Fig: clavulanic acid

Source:

The name is derived from the Streptomyces clavuligerus, which produces clavulanic acid.

Clavulanic acid is biosynthetically generated from the amino acid arginine and the sugar glyceraldehyde 3-phosphate.

Clavulanic Acid Mode of Action and Biosynthesis

β-Lactamases, which catalyse hydrolysis of the β-lactam ring, are amongst the most important mediators of antibiotic resistance and some β-lactams, including clavulanic acid, were explicitly developed as β-lactamase antagonists. Clavulanic acid inhibits Class A β-Lactamases by reacting to form acyl-enzyme complexes that are stable with respect to hydrolysis, a process closely related to the mode of action of β-lactam antibiotics such as the penicillins that inhibit transpeptidases involved in cell wall biosynthesis.

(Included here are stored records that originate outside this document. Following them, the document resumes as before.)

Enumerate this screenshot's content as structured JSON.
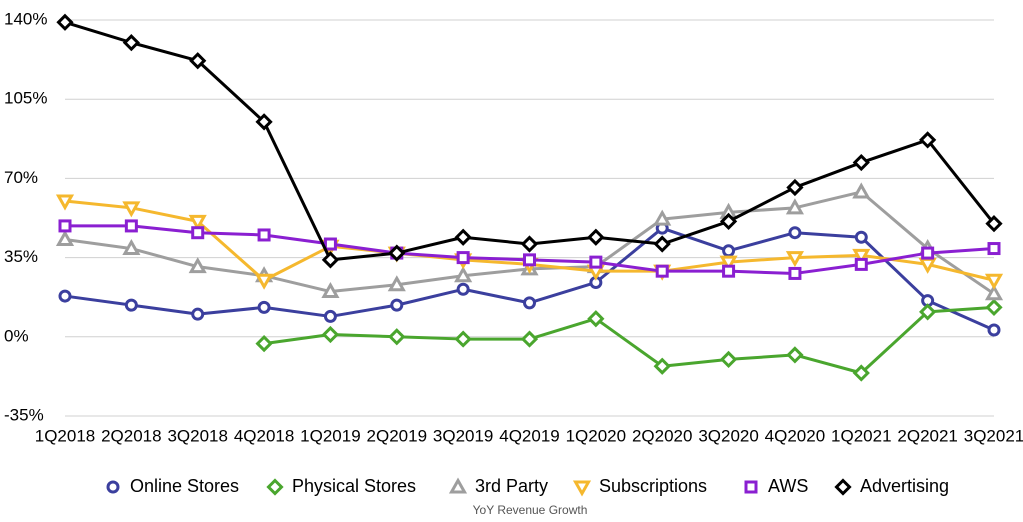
{
  "chart_data": {
    "type": "line",
    "title": "YoY Revenue Growth",
    "categories": [
      "1Q2018",
      "2Q2018",
      "3Q2018",
      "4Q2018",
      "1Q2019",
      "2Q2019",
      "3Q2019",
      "4Q2019",
      "1Q2020",
      "2Q2020",
      "3Q2020",
      "4Q2020",
      "1Q2021",
      "2Q2021",
      "3Q2021"
    ],
    "ylim": [
      -35,
      140
    ],
    "yticks": [
      {
        "value": -35,
        "label": "-35%"
      },
      {
        "value": 0,
        "label": "0%"
      },
      {
        "value": 35,
        "label": "35%"
      },
      {
        "value": 70,
        "label": "70%"
      },
      {
        "value": 105,
        "label": "105%"
      },
      {
        "value": 140,
        "label": "140%"
      }
    ],
    "grid": true,
    "legend": "bottom",
    "series": [
      {
        "name": "Online Stores",
        "color": "#3b3f9e",
        "marker": "circle",
        "values": [
          18,
          14,
          10,
          13,
          9,
          14,
          21,
          15,
          24,
          48,
          38,
          46,
          44,
          16,
          3
        ]
      },
      {
        "name": "Physical Stores",
        "color": "#4aa62e",
        "marker": "diamond",
        "values": [
          null,
          null,
          null,
          -3,
          1,
          0,
          -1,
          -1,
          8,
          -13,
          -10,
          -8,
          -16,
          11,
          13
        ]
      },
      {
        "name": "3rd Party",
        "color": "#9e9e9e",
        "marker": "triangle-up",
        "values": [
          43,
          39,
          31,
          27,
          20,
          23,
          27,
          30,
          31,
          52,
          55,
          57,
          64,
          39,
          19
        ]
      },
      {
        "name": "Subscriptions",
        "color": "#f5b82e",
        "marker": "triangle-down",
        "values": [
          60,
          57,
          51,
          25,
          40,
          37,
          34,
          32,
          29,
          29,
          33,
          35,
          36,
          32,
          25
        ]
      },
      {
        "name": "AWS",
        "color": "#8a1fd1",
        "marker": "square",
        "values": [
          49,
          49,
          46,
          45,
          41,
          37,
          35,
          34,
          33,
          29,
          29,
          28,
          32,
          37,
          39
        ]
      },
      {
        "name": "Advertising",
        "color": "#000000",
        "marker": "diamond",
        "values": [
          139,
          130,
          122,
          95,
          34,
          37,
          44,
          41,
          44,
          41,
          51,
          66,
          77,
          87,
          50
        ]
      }
    ]
  }
}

Although clavulanic acid is a small molecule (C8H8NO5) and contains only two chiral centres it is thermodynamically unstable and it has not been made via asymmetric total synthesis. We are investigating the biosynthetic pathway to clavulanic acid - our work involves structural work, functional analyses, and mechanistic studies. Techniques involved in this research include molecular biology, X-ray crystallography kinetics and organic synthesis. The latter is important since the late stage intermediates in the pathway are difficult to prepare and unstable. Studies on the multistep pathway (in collaboration with Inger Andersson and Janos Hajdu) have led to surprises including the trifunctional role of a single oxygenase and the fact that it proceeds via intermediates that are almost enantiomers of the final product.